Teslas Catch Fire Less Often than Gas-Powered Cars
December 11, 2013
Tesla has gotten significant negative press coverage because of accidents involving fires. In Washington and Tennessee, fires resulted after cars ran over debris on the road that pierced the battery compartment. These incidents have caused the National Highway Traffic Safety Administration to open
a formal investigation into the safety of the Tesla Model S electric car. (A third fire happened in Mexico after a driver drove through a wall and hit a tree.)
Tesla’s stock has already rebounded, after an initial plunge, after a German safety inquiry said it found
no mechanical defects with the $70,000 cars. But consumers may be tougher to win back than investors. The images of burning Teslas will be hard to overcome in the minds of potential buyers.
Tesla needs to reframe the discussion away from the safety of Tesla alone and shift the conversation to a comparison between the safety of gasoline-powered cars and the subcategory of high-powered electric cars for which Tesla is the exemplar brand — and, in fact, the only brand.

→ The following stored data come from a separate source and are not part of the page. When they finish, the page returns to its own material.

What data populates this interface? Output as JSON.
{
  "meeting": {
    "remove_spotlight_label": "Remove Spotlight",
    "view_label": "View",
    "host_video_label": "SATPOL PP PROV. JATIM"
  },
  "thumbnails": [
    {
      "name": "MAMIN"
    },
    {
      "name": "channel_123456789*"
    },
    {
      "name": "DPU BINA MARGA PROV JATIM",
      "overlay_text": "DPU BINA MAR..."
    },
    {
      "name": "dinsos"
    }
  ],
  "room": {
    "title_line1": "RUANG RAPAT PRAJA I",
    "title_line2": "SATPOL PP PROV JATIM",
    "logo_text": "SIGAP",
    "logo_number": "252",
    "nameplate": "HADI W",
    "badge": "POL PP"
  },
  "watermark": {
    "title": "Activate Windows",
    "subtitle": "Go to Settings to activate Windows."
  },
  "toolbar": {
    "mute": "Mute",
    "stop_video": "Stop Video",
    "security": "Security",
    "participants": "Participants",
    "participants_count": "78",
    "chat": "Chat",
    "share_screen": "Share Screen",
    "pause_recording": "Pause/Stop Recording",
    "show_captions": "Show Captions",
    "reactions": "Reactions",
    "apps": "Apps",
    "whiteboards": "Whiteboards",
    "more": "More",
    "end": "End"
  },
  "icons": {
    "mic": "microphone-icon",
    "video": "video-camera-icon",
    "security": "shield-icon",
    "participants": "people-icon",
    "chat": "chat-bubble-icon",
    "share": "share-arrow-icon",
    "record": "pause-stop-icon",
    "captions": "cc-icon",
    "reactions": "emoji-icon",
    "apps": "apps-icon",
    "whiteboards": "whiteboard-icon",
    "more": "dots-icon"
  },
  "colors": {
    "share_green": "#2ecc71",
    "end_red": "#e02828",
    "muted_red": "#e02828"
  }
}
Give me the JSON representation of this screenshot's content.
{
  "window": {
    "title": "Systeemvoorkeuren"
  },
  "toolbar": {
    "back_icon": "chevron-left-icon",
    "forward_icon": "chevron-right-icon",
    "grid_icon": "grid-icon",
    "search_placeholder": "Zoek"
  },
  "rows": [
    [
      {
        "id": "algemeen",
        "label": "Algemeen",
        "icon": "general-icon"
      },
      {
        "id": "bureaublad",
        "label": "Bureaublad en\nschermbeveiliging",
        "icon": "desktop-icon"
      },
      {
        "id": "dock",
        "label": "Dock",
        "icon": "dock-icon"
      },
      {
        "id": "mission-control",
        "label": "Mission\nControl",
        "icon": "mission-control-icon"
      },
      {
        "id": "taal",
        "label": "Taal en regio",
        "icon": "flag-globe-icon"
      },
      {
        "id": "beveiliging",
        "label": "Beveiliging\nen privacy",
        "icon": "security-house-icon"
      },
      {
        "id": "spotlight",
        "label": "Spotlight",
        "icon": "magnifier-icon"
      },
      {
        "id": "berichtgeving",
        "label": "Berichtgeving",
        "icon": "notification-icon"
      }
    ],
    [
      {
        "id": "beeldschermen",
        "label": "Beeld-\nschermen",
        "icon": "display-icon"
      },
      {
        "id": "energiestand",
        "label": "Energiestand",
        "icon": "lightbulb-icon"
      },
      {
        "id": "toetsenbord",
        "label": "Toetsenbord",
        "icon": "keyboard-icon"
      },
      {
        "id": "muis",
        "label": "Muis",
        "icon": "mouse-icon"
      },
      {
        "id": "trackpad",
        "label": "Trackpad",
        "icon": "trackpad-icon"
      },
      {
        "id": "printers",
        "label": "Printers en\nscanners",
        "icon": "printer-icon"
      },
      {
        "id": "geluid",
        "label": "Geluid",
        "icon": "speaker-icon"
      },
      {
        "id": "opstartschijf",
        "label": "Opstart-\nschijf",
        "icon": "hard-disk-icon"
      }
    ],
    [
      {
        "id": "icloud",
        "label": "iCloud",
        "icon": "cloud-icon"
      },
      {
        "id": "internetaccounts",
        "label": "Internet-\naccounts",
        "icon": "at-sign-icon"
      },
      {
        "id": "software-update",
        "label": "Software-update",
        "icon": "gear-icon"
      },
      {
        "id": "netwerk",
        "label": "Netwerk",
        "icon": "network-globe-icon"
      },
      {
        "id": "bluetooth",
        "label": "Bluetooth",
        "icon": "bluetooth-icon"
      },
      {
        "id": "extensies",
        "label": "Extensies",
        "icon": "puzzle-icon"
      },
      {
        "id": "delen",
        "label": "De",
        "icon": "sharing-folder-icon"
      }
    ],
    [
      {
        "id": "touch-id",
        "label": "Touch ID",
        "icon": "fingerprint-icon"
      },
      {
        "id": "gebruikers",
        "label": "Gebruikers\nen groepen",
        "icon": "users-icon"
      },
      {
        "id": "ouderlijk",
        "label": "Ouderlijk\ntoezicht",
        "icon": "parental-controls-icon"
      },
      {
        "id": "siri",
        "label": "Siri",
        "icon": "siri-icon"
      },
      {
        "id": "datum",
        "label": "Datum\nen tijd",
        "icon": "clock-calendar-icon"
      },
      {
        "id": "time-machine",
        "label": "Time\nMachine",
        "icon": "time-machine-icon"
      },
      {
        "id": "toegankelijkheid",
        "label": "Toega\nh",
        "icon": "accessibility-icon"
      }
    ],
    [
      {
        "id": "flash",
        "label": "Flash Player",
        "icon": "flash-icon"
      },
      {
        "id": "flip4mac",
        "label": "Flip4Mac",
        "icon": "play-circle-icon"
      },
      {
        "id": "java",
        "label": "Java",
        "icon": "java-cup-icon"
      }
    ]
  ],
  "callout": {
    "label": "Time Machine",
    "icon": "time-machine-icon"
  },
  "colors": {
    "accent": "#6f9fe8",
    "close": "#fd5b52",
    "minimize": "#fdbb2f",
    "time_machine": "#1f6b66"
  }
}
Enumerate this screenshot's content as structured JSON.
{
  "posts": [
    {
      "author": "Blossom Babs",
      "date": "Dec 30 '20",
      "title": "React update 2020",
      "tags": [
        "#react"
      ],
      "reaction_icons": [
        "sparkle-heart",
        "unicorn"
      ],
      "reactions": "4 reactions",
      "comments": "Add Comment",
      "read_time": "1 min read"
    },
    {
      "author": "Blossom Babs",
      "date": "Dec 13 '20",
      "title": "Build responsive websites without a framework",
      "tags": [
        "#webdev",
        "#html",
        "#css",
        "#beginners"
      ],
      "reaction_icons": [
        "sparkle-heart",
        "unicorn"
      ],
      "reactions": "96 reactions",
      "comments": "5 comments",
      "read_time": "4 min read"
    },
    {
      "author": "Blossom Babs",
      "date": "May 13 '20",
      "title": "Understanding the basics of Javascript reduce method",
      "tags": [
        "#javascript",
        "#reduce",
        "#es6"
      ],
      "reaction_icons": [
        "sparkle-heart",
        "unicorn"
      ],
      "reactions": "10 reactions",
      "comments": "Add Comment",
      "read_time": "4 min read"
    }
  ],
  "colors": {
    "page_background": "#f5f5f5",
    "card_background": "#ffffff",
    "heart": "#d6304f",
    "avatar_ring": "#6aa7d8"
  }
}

Tesla should take a page out of political contests and draw attention to the negatives of their competitors — in this case, gasoline-powered cars. The statistics are powerful. Last year there were 172,000 gasoline-powered car fires, a little-known fact. Given that some 240 million cars are registered, that means a fire for every 1,300 or 1,400 cars on the road. Compare that to three fires from some 20,000 Tesla cars. The fire incidents are over four times as great in gasoline-powered cars.
The death statistics are even more compelling evidence that gasoline-powered cars are unsafe compared with Tesla cars. Since the Model S went into production in the middle of last year, there have been over 400 deaths and 1,200 serious injuries in the United States alone due to gasoline car fires, compared to zero deaths and zero injuries due to Tesla fires anywhere in the world.
The surge in publicity over the Tesla fires could provide an opportunity for Elon Musk’s company to make the car fire safety issue more important in people’s minds and to communicate the fire risks of gasoline-powered cars. For some drivers, a more visible fire risk might create a reason for a car buyer to say no to the gasoline-powered subcategory. It could also provide the Tesla brand with an advantage over other battery-powered car brands.
In taking this opportunity, it is important to recognize that Tesla is managing a subcategory rather than a brand. True growth nearly always happens at the level of subcategory competition rather than the “my brand is better than your brand” level, because is where market structure changes occur, as I’ve discussed
elsewhere in more detail.
To take the fight to the gasoline-powered subcategory, though, there are two other assets that Tesla should be sure to bring into play. First, they should continue to deploy Elon Musk to tell their story. He is charismatic, credible, and a classic innovator. Second, in part through social media, Tesla needs to engage its passionate fan base, which goes way beyond its 20,000 car owners.
Few brands, particularly those under attack, have such assets that they can bring to bear.